The Share Centre is lowering its ongoing fund charges by 25 basis points after mounting regulatory pressure on price competitiveness.
In the FCA’s interim report on the asset management industry, The Share Centre and Hargreaves Lansdown were noted among the most expensive firms when considering total costs of services on a mid-risk rated portfolio.
But The Share Centre investment manager Sheridan Admans says costs look high because the firm employs active fund-of-funds which have higher charges associated with them due to costs of underlying investments.
However, he adds: “We recognise that cost is important and are working on reducing the headline OCF. We will be reducing this by a circa minimum 25bps later in the year.”

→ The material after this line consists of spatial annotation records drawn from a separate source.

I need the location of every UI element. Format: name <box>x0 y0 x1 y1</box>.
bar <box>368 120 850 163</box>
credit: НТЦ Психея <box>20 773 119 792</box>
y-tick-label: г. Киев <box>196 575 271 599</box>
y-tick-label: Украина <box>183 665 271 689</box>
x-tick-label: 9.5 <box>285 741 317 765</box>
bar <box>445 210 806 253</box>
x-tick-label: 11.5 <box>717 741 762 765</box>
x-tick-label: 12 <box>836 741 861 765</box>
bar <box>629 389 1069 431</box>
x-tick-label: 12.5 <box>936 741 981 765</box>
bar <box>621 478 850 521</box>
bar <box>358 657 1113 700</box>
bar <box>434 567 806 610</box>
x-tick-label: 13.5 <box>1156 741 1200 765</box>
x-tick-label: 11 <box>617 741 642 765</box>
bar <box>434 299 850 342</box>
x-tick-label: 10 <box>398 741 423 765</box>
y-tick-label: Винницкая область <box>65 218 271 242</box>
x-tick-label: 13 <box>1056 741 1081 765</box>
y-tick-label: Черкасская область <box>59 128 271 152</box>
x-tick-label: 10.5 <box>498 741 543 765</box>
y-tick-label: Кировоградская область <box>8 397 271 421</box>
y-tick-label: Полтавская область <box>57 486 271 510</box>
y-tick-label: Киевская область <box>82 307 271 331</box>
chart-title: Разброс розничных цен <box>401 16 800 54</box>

This change will be applied to the Positive, Cautious and Adventurous portfolios.
A guide to direct-to-consumer platforms this month from consultancy The Lang Cat shows total cost at The Share Centre for a £50,000 portfolio is 1.94 per cent, while for Hargreaves it is 1.84 per cent.
But as already flagged to the FCA, The Lang Cat consulting director Mike Barrett says it is “unfair” to compare Hagreaves with The Share Centre as they serve different kind of customers.
Barrett says: “Hargreaves proved the market isn’t price sensitive. They are expensive but customers like them and are happy to pay more.
“The price reduction for The Share Centre makes sense. Their more sophisticated customers know what they are doing.”